The median 2009 compensation for leaders at private schools was $386,000, up 2.2 percent from the year before, according to the latest annual analysis by The Chronicle of Higher Education. The figures cover 519 presidents at private colleges with total budgets of at least $50 million, and reflect the most recent year for which data from federal tax reports are available.
Constantine Papadakis, the president of Drexel University who died in 2009, was the highest paid, though the majority of his $4.9 million compensation came via life insurance and previously accrued compensation paid to his wife. Papadakis earned a base salary of $196,000.
He was followed by William Brody of Johns Hopkins ($3.82 million) and Donald V. DeRosa at the University of the Pacific ($2.36 million). Neither is still president at those schools.
The best-paid private college presidents typically earn more than their public university counterparts. In March, the Chronicle released its separate salary survey of public university leaders, which covers 2009-2010. That list included just one president with total compensation over $1 million — Gordon Gee of Ohio State, who earned $1.82 million.
The Chronicle noted the typical private college president earned 3.7 times the compensation of a full professor on his or her campus — ranging from Patrick White of Wabash College in Indiana, who earned twice the pay of his average professor, to Kevin J. Manning of Stevenson University in Maryland, whose total compensation of $1.49 million was 16 times greater.
But only the very best-paid presidents can compete with the average big-time college football coach. Last month, USA Today reported the average salary of major-college head football coaches jumped 55 percent over the last six seasons, from $950,000 to $1.47 million. Ohio State's new football coach, Urban Meyer, will earn $4.4 million annually, not counting bonuses and incentives.
While college president pay has risen in recent years, there are signs it is leveling off as high compensation becomes unseemly in an era of tight budgets and economic struggles.
Presidents often note, correctly, that they generally earn less than the CEOs of comparably sized for-profit businesses. David Warren, president of NAICU, which represents private institutions, said in a statement that salaries "reflect supply and demand," with colleges competing for exceptional leaders.
"The job of college president has changed dramatically in the last 30 years, as have the demands," he said. "There is just a small pool of candidates who possess the skill set that is required, and are willing to take on the stressful 24/7 nature of the position." He also noted that, contrary to widespread perception, costs at private colleges have actually declined over the last five years, after accounting for inflation and financial aid.
Still, the symbolism of millionaire presidents at a time of acute anxiety about college affordability is a problem, said Patrick Callan, president of the National Center for Public Policy and Higher Education.
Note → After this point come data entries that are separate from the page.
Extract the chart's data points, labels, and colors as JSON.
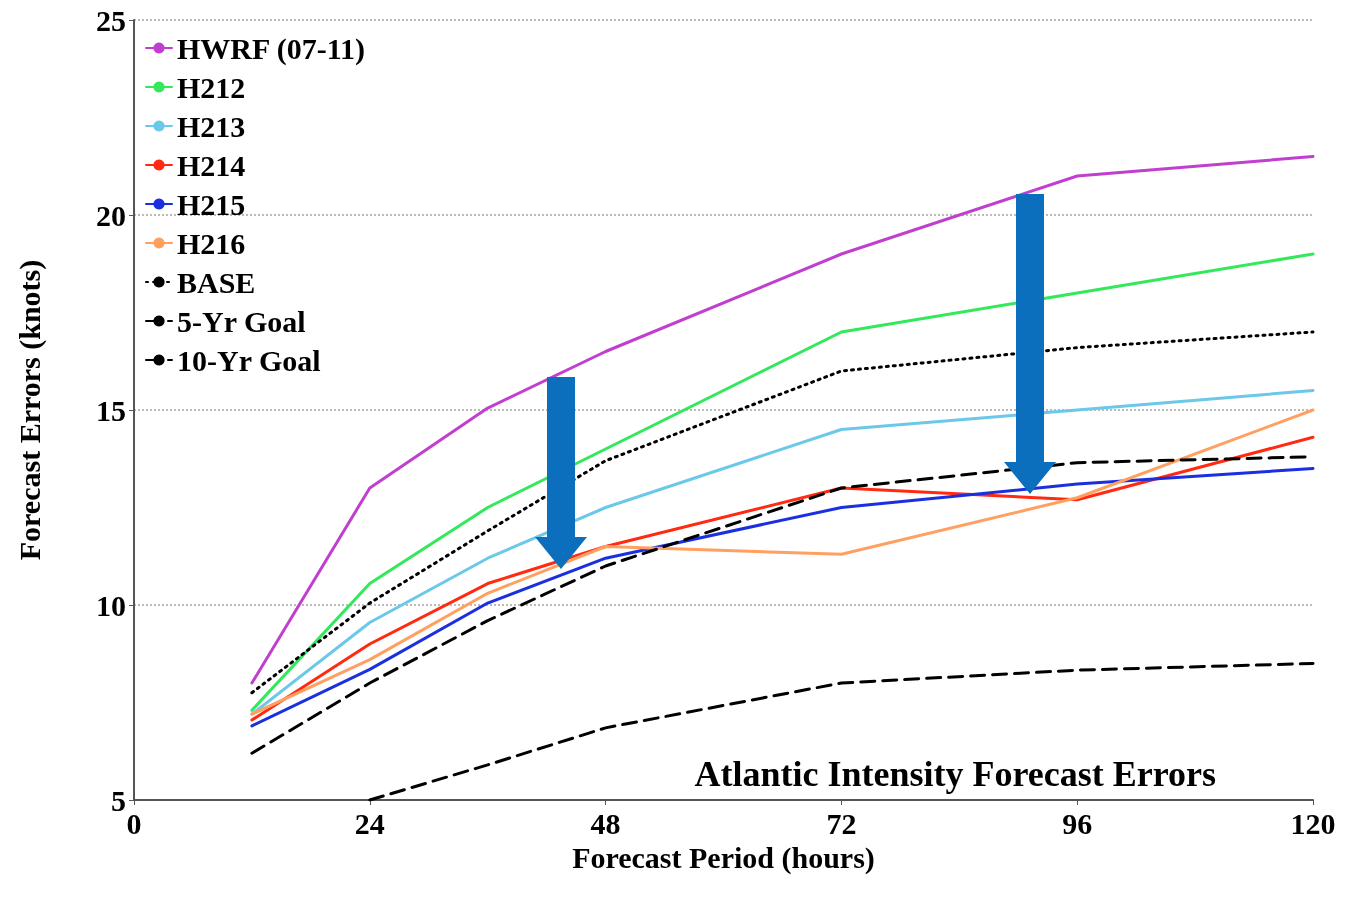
{
  "chart_data": {
    "type": "line",
    "title": "Atlantic Intensity Forecast Errors",
    "xlabel": "Forecast Period (hours)",
    "ylabel": "Forecast Errors (knots)",
    "x": [
      12,
      24,
      36,
      48,
      72,
      96,
      120
    ],
    "xlim": [
      0,
      120
    ],
    "xticks": [
      0,
      24,
      48,
      72,
      96,
      120
    ],
    "ylim": [
      5,
      25
    ],
    "yticks": [
      5,
      10,
      15,
      20,
      25
    ],
    "grid": "y",
    "legend": "top left",
    "marker": "none",
    "series": [
      {
        "name": "HWRF (07-11)",
        "color": "#c03fcf",
        "values": [
          8.0,
          13.0,
          15.05,
          16.5,
          19.0,
          21.0,
          21.5
        ]
      },
      {
        "name": "H212",
        "color": "#33e85a",
        "values": [
          7.3,
          10.55,
          12.5,
          14.0,
          17.0,
          18.0,
          19.0
        ]
      },
      {
        "name": "H213",
        "color": "#6cc8e8",
        "values": [
          7.2,
          9.55,
          11.2,
          12.5,
          14.5,
          15.0,
          15.5
        ]
      },
      {
        "name": "H214",
        "color": "#ff2a10",
        "values": [
          7.05,
          9.0,
          10.55,
          11.5,
          13.0,
          12.7,
          14.3
        ]
      },
      {
        "name": "H215",
        "color": "#1a2fe0",
        "values": [
          6.9,
          8.35,
          10.05,
          11.2,
          12.5,
          13.1,
          13.5
        ]
      },
      {
        "name": "H216",
        "color": "#ffa060",
        "values": [
          7.2,
          8.6,
          10.3,
          11.5,
          11.3,
          12.75,
          15.0
        ]
      },
      {
        "name": "BASE",
        "color": "#000000",
        "line_style": "dotted",
        "values": [
          7.75,
          10.05,
          11.9,
          13.7,
          16.0,
          16.6,
          17.0
        ]
      },
      {
        "name": "5-Yr Goal",
        "color": "#000000",
        "line_style": "dashed",
        "values": [
          6.2,
          8.0,
          9.6,
          11.0,
          13.0,
          13.65,
          13.8
        ]
      },
      {
        "name": "10-Yr Goal",
        "color": "#000000",
        "line_style": "dashed",
        "values": [
          null,
          5.0,
          5.9,
          6.85,
          8.0,
          8.33,
          8.5
        ]
      }
    ]
  }
}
"This is not a trend that is helping to build public confidence in higher education," said Callan, who called on boards to show more salary restraint. "It helps explain why a majority of Americans think that higher education is more interested in its own bottom line than in the educational experience of students. It's misplaced priorities."
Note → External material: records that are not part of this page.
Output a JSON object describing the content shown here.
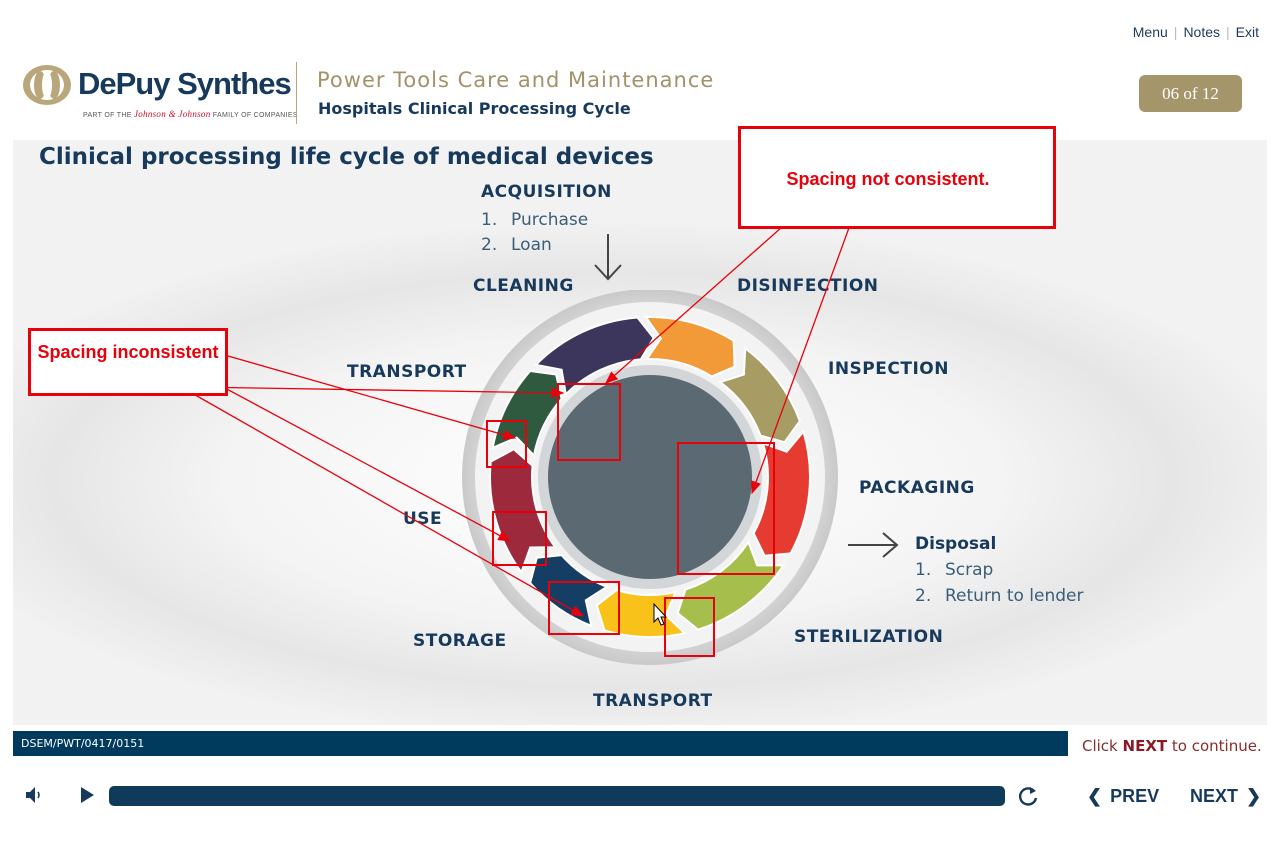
{
  "header": {
    "links": [
      "Menu",
      "Notes",
      "Exit"
    ],
    "brand": "DePuy Synthes",
    "brand_sub_prefix": "PART OF THE",
    "brand_sub_jj": "Johnson & Johnson",
    "brand_sub_suffix": "FAMILY OF COMPANIES",
    "course_title": "Power Tools Care and Maintenance",
    "course_subtitle": "Hospitals Clinical Processing Cycle",
    "pager": "06 of 12"
  },
  "slide": {
    "title": "Clinical processing life cycle of medical devices",
    "acquisition": {
      "label": "ACQUISITION",
      "items": [
        {
          "num": "1.",
          "text": "Purchase"
        },
        {
          "num": "2.",
          "text": "Loan"
        }
      ]
    },
    "disposal": {
      "label": "Disposal",
      "items": [
        {
          "num": "1.",
          "text": "Scrap"
        },
        {
          "num": "2.",
          "text": "Return to lender"
        }
      ]
    },
    "cycle_labels": {
      "cleaning": "CLEANING",
      "disinfection": "DISINFECTION",
      "inspection": "INSPECTION",
      "packaging": "PACKAGING",
      "sterilization": "STERILIZATION",
      "transport_bottom": "TRANSPORT",
      "storage": "STORAGE",
      "use": "USE",
      "transport_left": "TRANSPORT"
    },
    "segment_colors": {
      "cleaning": "#3d365c",
      "disinfection": "#f29a38",
      "inspection": "#a79c64",
      "packaging": "#e63b31",
      "sterilization": "#a6bf4c",
      "transport_bottom": "#f8c21a",
      "storage": "#143e63",
      "use": "#9c2a3c",
      "transport_left": "#2f5a40",
      "center": "#5b6972"
    }
  },
  "annotations": {
    "callout_left": "Spacing inconsistent",
    "callout_right": "Spacing not consistent.",
    "color": "#e8000b"
  },
  "footer": {
    "code": "DSEM/PWT/0417/0151",
    "continue_prefix": "Click",
    "continue_strong": "NEXT",
    "continue_suffix": "to continue.",
    "prev": "PREV",
    "next": "NEXT"
  }
}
Perhaps the most conspicuous name on the latest list is Charles Polk of Mountain State University in Beckley, W. Va., at No. 6, who earned $1.84 million in 2009. Polk's base salary was $371,000 and his 2009 compensation included a one-time deferred retirement package. The university says it also has a $2 million life insurance policy on Polk.
When Polk arrived in 1990, Beckley College, as it was then known, was a struggling two-year school with a few hundred students. Polk grew the school into a four-year university, started an athletic program, built buildings and branches in other states and expanded into online learning. It currently has about 9,000 students, though a spokesman said he couldn't say how many were online.
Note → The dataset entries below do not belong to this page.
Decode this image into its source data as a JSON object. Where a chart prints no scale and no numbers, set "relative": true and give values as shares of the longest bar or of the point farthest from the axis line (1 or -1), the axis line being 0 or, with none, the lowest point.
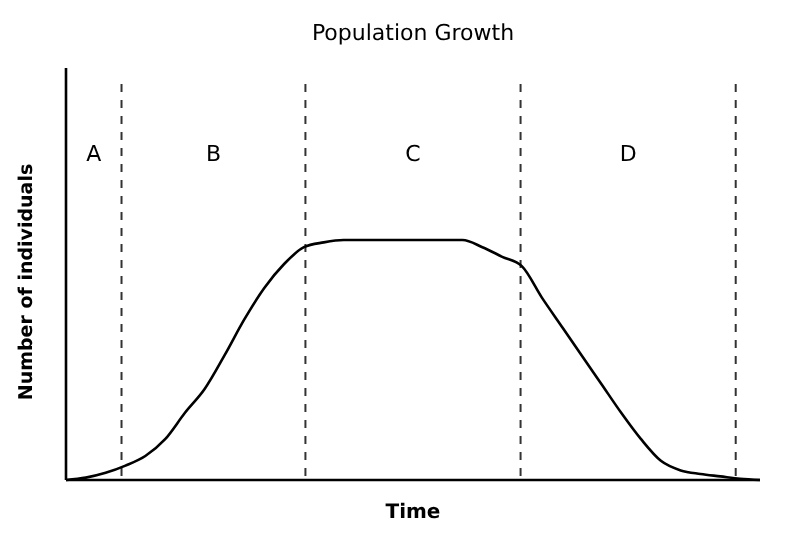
{
  "chart_data": {
    "type": "line",
    "relative": true,
    "title": "Population Growth",
    "xlabel": "Time",
    "ylabel": "Number of individuals",
    "categories": [
      null,
      null,
      null,
      null,
      null,
      null,
      null,
      null,
      null,
      null,
      null,
      null,
      null,
      null,
      null,
      null,
      null,
      null,
      null,
      null,
      null,
      null,
      null,
      null,
      null,
      null,
      null,
      null,
      null,
      null,
      null,
      null,
      null,
      null,
      null,
      null
    ],
    "series": [
      {
        "color": "#000000",
        "values": [
          0,
          0.01,
          0.03,
          0.06,
          0.1,
          0.17,
          0.28,
          0.38,
          0.52,
          0.67,
          0.8,
          0.9,
          0.97,
          0.99,
          1,
          1,
          1,
          1,
          1,
          1,
          1,
          0.97,
          0.93,
          0.89,
          0.76,
          0.64,
          0.52,
          0.4,
          0.28,
          0.17,
          0.08,
          0.04,
          0.025,
          0.015,
          0.005,
          0
        ]
      }
    ],
    "annotations": [
      "A",
      "B",
      "C",
      "D"
    ],
    "line_style": "solid"
  }
}
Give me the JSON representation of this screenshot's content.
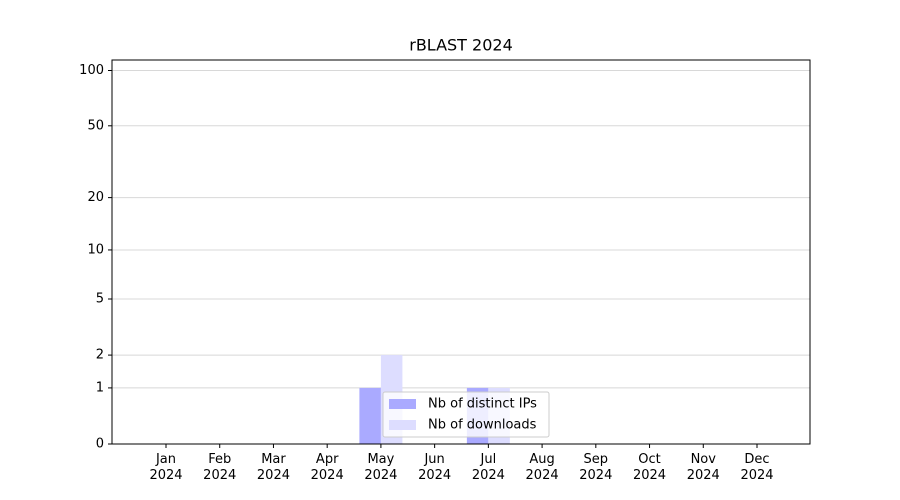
{
  "chart_data": {
    "type": "bar",
    "title": "rBLAST 2024",
    "categories": [
      "Jan 2024",
      "Feb 2024",
      "Mar 2024",
      "Apr 2024",
      "May 2024",
      "Jun 2024",
      "Jul 2024",
      "Aug 2024",
      "Sep 2024",
      "Oct 2024",
      "Nov 2024",
      "Dec 2024"
    ],
    "series": [
      {
        "name": "Nb of distinct IPs",
        "color": "#aaaaff",
        "values": [
          0,
          0,
          0,
          0,
          1,
          0,
          1,
          0,
          0,
          0,
          0,
          0
        ]
      },
      {
        "name": "Nb of downloads",
        "color": "#ddddff",
        "values": [
          0,
          0,
          0,
          0,
          2,
          0,
          1,
          0,
          0,
          0,
          0,
          0
        ]
      }
    ],
    "yscale": "log1p",
    "ylim": [
      0,
      114
    ],
    "yticks": [
      0,
      1,
      2,
      5,
      10,
      20,
      50,
      100
    ],
    "grid": true,
    "legend": "lower center"
  }
}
But Mountain State has recently encountered serious problems. Just in the past week, it suffered a setback in a long-running accreditation battle when a national association told the school the program still had serious shortcomings. The school's official six-year graduation rate for first-time, full-time students seeking a degree or certificate was just 4 percent in the year reflected in the Chronicle salary survey. The following year it was 8 percent.
Mountain State spokesman Andrew Wessels said roughly 97 percent of Mountain State students are "non-traditional" and the average age is 27. This fall, it had just 120 students who enrolled full time straight from high school.
In July, the Charleston Gazette reported that between 2005 and 2010, MSU students received more than $43 million in state and federal grants and scholarships. According to the Chronicle, Polk's 2009 compensation amounted to 3.5 percent of the school's total expenditures that year — by far the highest in the survey. The typical president's compensation amounted to 0.4 percent of the college budget.
Asked to comment on Polk's compensation, Wessels referred to a statement issued in August by Jerry Ice, chairman of the board of trustees, explaining the financial arrangement.
Polk "led the university to great success in providing accessible educational opportunities to students who seek them," the statement said. "The university continues to work toward ameliorating the issues related to its accreditation and is confident that it will experience a positive outcome."